— Каждый вечер перед сном он напевал французскую песенку. Он был еще совсем ребенком, Иван Матвеевич.
— Дети всегда такие, чего уж там… — невразумительно бормочет Иван Матвеевич.
— Никак не могу забыть эту песенку, — дама вытирает крупную слезу, скатившуюся с носа.
— Дела и впрямь очень-очень печальные, — вздыхает Иван Матвеевич.
Первым разлетается вдребезги стекло у водителя трамвая, и водитель, качнувшись вправо, медленно оседает на пол. Тут кто-то истерически кричит «ложись!», и пассажиры бросаются с полированных сидений на замусоренный пол. На них сыплются стекла, и они жмутся друг к другу. На Мартинукаса наваливается толстый господин, и мальчик чувствует, как возле самой его головенки подрагивает жирное брюхо. Трамвай проезжает еще немного вперед и останавливается, видно, кто-то нажал на тормоз. Теперь пассажиры, словно по команде, высыпают на улицу, толпа ожесточенно борется за право выйти из трамвая. С этой толпой Мартинукаса выносит через дверь. Иван Матвеевич и дама в шляпе протискиваются вместе. Мартинукас падает на землю и, лежа на мостовой, слышит незнакомый свистящий звук; он видит, как отец и Иван Матвеевич бегут впереди всех, потом толстяк налетает на фонарь, ударяется лбом и опрокидывается навзничь, а отец залезает под него и утыкает свою голову в раздутый живот случайного попутчика. В этот миг Мартинукас чувствует, как чья-то рука хватает его за шиворот и тащит по мостовой, повернув слегка голову. Он наконец понимает, что его волочит по булыжнику мать. Они оба успевают одновременно рухнуть рядом с Иваном Матвеевичем. Мартинукас кладет голову на его крахмальную сорочку.
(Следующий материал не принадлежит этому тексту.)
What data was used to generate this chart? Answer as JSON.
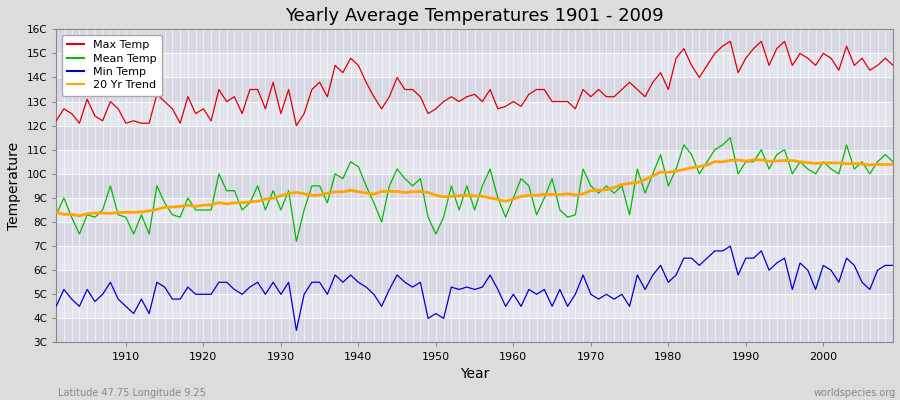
{
  "title": "Yearly Average Temperatures 1901 - 2009",
  "xlabel": "Year",
  "ylabel": "Temperature",
  "x_label_bottom_left": "Latitude 47.75 Longitude 9.25",
  "x_label_bottom_right": "worldspecies.org",
  "year_start": 1901,
  "year_end": 2009,
  "ylim": [
    3,
    16
  ],
  "yticks": [
    3,
    4,
    5,
    6,
    7,
    8,
    9,
    10,
    11,
    12,
    13,
    14,
    15,
    16
  ],
  "ytick_labels": [
    "3C",
    "4C",
    "5C",
    "6C",
    "7C",
    "8C",
    "9C",
    "10C",
    "11C",
    "12C",
    "13C",
    "14C",
    "15C",
    "16C"
  ],
  "xticks": [
    1910,
    1920,
    1930,
    1940,
    1950,
    1960,
    1970,
    1980,
    1990,
    2000
  ],
  "background_color": "#dcdcdc",
  "plot_bg_color": "#e0e0e8",
  "grid_color": "#ffffff",
  "max_temp_color": "#dd0000",
  "mean_temp_color": "#00bb00",
  "min_temp_color": "#0000cc",
  "trend_color": "#ffa500",
  "legend_items": [
    "Max Temp",
    "Mean Temp",
    "Min Temp",
    "20 Yr Trend"
  ],
  "max_temp": [
    12.2,
    12.7,
    12.5,
    12.1,
    13.1,
    12.4,
    12.2,
    13.0,
    12.7,
    12.1,
    12.2,
    12.1,
    12.1,
    13.3,
    13.0,
    12.7,
    12.1,
    13.2,
    12.5,
    12.7,
    12.2,
    13.5,
    13.0,
    13.2,
    12.5,
    13.5,
    13.5,
    12.7,
    13.8,
    12.5,
    13.5,
    12.0,
    12.5,
    13.5,
    13.8,
    13.2,
    14.5,
    14.2,
    14.8,
    14.5,
    13.8,
    13.2,
    12.7,
    13.2,
    14.0,
    13.5,
    13.5,
    13.2,
    12.5,
    12.7,
    13.0,
    13.2,
    13.0,
    13.2,
    13.3,
    13.0,
    13.5,
    12.7,
    12.8,
    13.0,
    12.8,
    13.3,
    13.5,
    13.5,
    13.0,
    13.0,
    13.0,
    12.7,
    13.5,
    13.2,
    13.5,
    13.2,
    13.2,
    13.5,
    13.8,
    13.5,
    13.2,
    13.8,
    14.2,
    13.5,
    14.8,
    15.2,
    14.5,
    14.0,
    14.5,
    15.0,
    15.3,
    15.5,
    14.2,
    14.8,
    15.2,
    15.5,
    14.5,
    15.2,
    15.5,
    14.5,
    15.0,
    14.8,
    14.5,
    15.0,
    14.8,
    14.3,
    15.3,
    14.5,
    14.8,
    14.3,
    14.5,
    14.8,
    14.5
  ],
  "mean_temp": [
    8.3,
    9.0,
    8.2,
    7.5,
    8.3,
    8.2,
    8.5,
    9.5,
    8.3,
    8.2,
    7.5,
    8.3,
    7.5,
    9.5,
    8.8,
    8.3,
    8.2,
    9.0,
    8.5,
    8.5,
    8.5,
    10.0,
    9.3,
    9.3,
    8.5,
    8.8,
    9.5,
    8.5,
    9.3,
    8.5,
    9.3,
    7.2,
    8.5,
    9.5,
    9.5,
    8.8,
    10.0,
    9.8,
    10.5,
    10.3,
    9.5,
    8.8,
    8.0,
    9.5,
    10.2,
    9.8,
    9.5,
    9.8,
    8.2,
    7.5,
    8.2,
    9.5,
    8.5,
    9.5,
    8.5,
    9.5,
    10.2,
    9.0,
    8.2,
    9.0,
    9.8,
    9.5,
    8.3,
    9.0,
    9.8,
    8.5,
    8.2,
    8.3,
    10.2,
    9.5,
    9.2,
    9.5,
    9.2,
    9.5,
    8.3,
    10.2,
    9.2,
    10.0,
    10.8,
    9.5,
    10.2,
    11.2,
    10.8,
    10.0,
    10.5,
    11.0,
    11.2,
    11.5,
    10.0,
    10.5,
    10.5,
    11.0,
    10.2,
    10.8,
    11.0,
    10.0,
    10.5,
    10.2,
    10.0,
    10.5,
    10.2,
    10.0,
    11.2,
    10.2,
    10.5,
    10.0,
    10.5,
    10.8,
    10.5
  ],
  "min_temp": [
    4.5,
    5.2,
    4.8,
    4.5,
    5.2,
    4.7,
    5.0,
    5.5,
    4.8,
    4.5,
    4.2,
    4.8,
    4.2,
    5.5,
    5.3,
    4.8,
    4.8,
    5.3,
    5.0,
    5.0,
    5.0,
    5.5,
    5.5,
    5.2,
    5.0,
    5.3,
    5.5,
    5.0,
    5.5,
    5.0,
    5.5,
    3.5,
    5.0,
    5.5,
    5.5,
    5.0,
    5.8,
    5.5,
    5.8,
    5.5,
    5.3,
    5.0,
    4.5,
    5.2,
    5.8,
    5.5,
    5.3,
    5.5,
    4.0,
    4.2,
    4.0,
    5.3,
    5.2,
    5.3,
    5.2,
    5.3,
    5.8,
    5.2,
    4.5,
    5.0,
    4.5,
    5.2,
    5.0,
    5.2,
    4.5,
    5.2,
    4.5,
    5.0,
    5.8,
    5.0,
    4.8,
    5.0,
    4.8,
    5.0,
    4.5,
    5.8,
    5.2,
    5.8,
    6.2,
    5.5,
    5.8,
    6.5,
    6.5,
    6.2,
    6.5,
    6.8,
    6.8,
    7.0,
    5.8,
    6.5,
    6.5,
    6.8,
    6.0,
    6.3,
    6.5,
    5.2,
    6.3,
    6.0,
    5.2,
    6.2,
    6.0,
    5.5,
    6.5,
    6.2,
    5.5,
    5.2,
    6.0,
    6.2,
    6.2
  ]
}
На груди овальное, красное пятно, оно все разрастается, увеличивается прямо на глазах, и Мартинукас почему-то принимается истошно вопить «мама!», но материнская рука крепко прижимает его голову к этой теплой и все еще вздымающейся груди.
Выстрелы смолкают неожиданно, какие-то люди пробегают мимо, потом выстрелы уже в отдалении, и пассажиры трамвая постепенно поднимаются с мостовой. Иван Матвеевич остается лежать. Теперь он лежит как-то боком, и белки глаз поблескивают под отвесно падающими лучами солнца.
— О Боже праведный, — восклицает дама в шляпке.
— Не пойду я на мобилизационный пункт, — говорит отец. У него дрожат коленки. Он поворачивается и осторожно, останавливаясь на каждом перекрестке, движется обратно к дому.
Иша-ак
На ковре все те же отпечатки грязных подошв. Зеленый абажур весь облеплен мелкими пылинками. Комната давно не проветривалась, воздух прокисший, на спинках стульев раскиданы вывернутые пальто. Отец сидит на диване, обхватив голову руками. Мать замерла в кресле, уставилась перед собой немигающим взором. На подоконнике подремывает кошка, Мартинукас гладит ее по полосатой спине. Интересно, торчит ли Настя сейчас у окошка, размышляет он, и висят ли по-прежнему на фонарях офицеры, и чем заняты ребята, и почему родители такие мрачные? А тот толстяк, неужели — мертвый? Сосисок больше нет, пирожков тоже. Говорят, мертвецы являются за своими вещами. Страшно будет засыпать сегодня ночью. Погон все еще находится в кармане пиджачка. Мартинукас спрятал его туда после того, как отец сказал: «Пошли». А если офицер придет ночью и будет похож на стеклянного человека… С величайшей осторожностью Мартинукас приотворяет окно — родители сидят к нему спиной и ничего не видят — и быстро вышвыривает злосчастный погон во двор. Когда Мартинукас закрывает окно, раздается скрип.
— Иша-ак, — произносит мать.
Отец молчит. Мартинукас вздрагивает. Кошка сладко дремлет с прижмуренными глазами.
— Иша-ак, — повторяет мать.
Отец поднимает голову.
— Чего тебе?
— Иша-ак, — слово какое-то тягучее, и при этом оно шипит. Взгляд у матери по-прежнему немигающий, она уставилась в одну точку и смотрит. — Он скачет. Конская грива — белые молнии. Степи, степи. Иша-ак — так зовут коня. Ты сегодня смешной, Антанас.
— Что?! — Отец вскакивает с дивана, останавливается перед ней, но мать как сидела, так и сидит, не шелохнется, глядя мимо отца в стену.
— Ты так смешно тыкался этому человеку в живот.
— Смешно? Да они же стреляли. Сама вон ползала по мостовой.